You'll have to make it smaller.  I would try the FAQ page listed above near where it says USER CP.


----------



## urmaniac13 (Jan 14, 2007)

Your avatar image needs to be pretty small. it needs to be max. of 80x80 pixel OR 32kb, whichever is smaller.  You can resize the pic on either photoshop (if you don't have one you can download the basic free version) or Windows picture manager.


----------



## Shunka (Jan 14, 2007)

I use this program to re-size photos for avatars. Just download it to your computer (it is free); open the program and then follow the simple instructions. Avatar Sizer (free)  Make sure to set the maximum size to the specifications that urmaniac13 said above.


----------



## Sage (Jan 15, 2007)

Thanks so much Shunka.
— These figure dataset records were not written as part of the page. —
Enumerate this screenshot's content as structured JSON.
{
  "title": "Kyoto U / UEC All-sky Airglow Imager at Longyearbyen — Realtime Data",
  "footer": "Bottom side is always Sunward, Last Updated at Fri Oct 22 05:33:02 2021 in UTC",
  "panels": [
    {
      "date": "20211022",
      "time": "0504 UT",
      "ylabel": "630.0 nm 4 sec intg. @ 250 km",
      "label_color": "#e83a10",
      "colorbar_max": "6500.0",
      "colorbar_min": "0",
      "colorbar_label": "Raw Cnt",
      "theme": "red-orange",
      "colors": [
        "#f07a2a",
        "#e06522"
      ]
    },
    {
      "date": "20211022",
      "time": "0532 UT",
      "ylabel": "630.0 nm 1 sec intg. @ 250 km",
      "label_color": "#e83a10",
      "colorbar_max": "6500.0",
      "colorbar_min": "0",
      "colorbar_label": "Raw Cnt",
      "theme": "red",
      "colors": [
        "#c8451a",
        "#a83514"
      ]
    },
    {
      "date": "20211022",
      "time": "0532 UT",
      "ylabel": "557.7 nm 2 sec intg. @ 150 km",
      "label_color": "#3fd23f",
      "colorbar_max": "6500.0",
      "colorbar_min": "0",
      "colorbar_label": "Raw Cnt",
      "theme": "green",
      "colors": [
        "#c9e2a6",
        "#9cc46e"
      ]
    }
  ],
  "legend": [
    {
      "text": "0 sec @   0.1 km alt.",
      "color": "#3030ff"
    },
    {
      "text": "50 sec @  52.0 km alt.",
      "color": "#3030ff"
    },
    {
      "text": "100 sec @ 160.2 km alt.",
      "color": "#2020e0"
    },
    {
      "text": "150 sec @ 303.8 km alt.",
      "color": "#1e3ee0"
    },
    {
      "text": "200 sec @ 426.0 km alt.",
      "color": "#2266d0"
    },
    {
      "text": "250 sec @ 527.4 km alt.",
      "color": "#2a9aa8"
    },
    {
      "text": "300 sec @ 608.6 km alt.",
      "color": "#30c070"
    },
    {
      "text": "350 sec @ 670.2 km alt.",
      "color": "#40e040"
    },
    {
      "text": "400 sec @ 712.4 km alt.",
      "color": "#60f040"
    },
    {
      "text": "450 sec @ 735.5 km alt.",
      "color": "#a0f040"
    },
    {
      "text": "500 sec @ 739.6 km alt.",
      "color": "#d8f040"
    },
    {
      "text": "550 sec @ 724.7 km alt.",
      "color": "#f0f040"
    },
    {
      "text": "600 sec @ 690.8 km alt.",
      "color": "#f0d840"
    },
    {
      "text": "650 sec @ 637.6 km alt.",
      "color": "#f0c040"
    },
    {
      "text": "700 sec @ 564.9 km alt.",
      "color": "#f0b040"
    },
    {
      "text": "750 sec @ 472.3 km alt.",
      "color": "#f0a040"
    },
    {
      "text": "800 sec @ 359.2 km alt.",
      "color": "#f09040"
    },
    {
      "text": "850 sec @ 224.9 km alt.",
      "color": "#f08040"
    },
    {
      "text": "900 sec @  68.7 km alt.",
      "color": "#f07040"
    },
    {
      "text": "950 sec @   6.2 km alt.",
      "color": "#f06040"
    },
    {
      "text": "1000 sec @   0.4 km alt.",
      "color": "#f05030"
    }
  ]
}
I downloaded Avatar Resizer and it worked.Good way to sart my Monday morning.


----------



## Shunka (Jan 15, 2007)

You are welcome!  I use that program all the time and usually end up using it on other sites for friends that still can't figure it out, lol.


----------



## Alix (Jan 15, 2007)

Sage? Is that you?


----------



## Katie H (Jan 15, 2007)

Sage said:
			
		

> Thanks so much Shunka. I downloaded Avatar Resizer and it worked.Good way to start my Monday morning.



Sage, really like your avatar.  Very retro.  Nice job.


----------



## Sage (Jan 16, 2007)

Alix said:
			
		

> Sage? Is that you?


That is Funny!!!


----------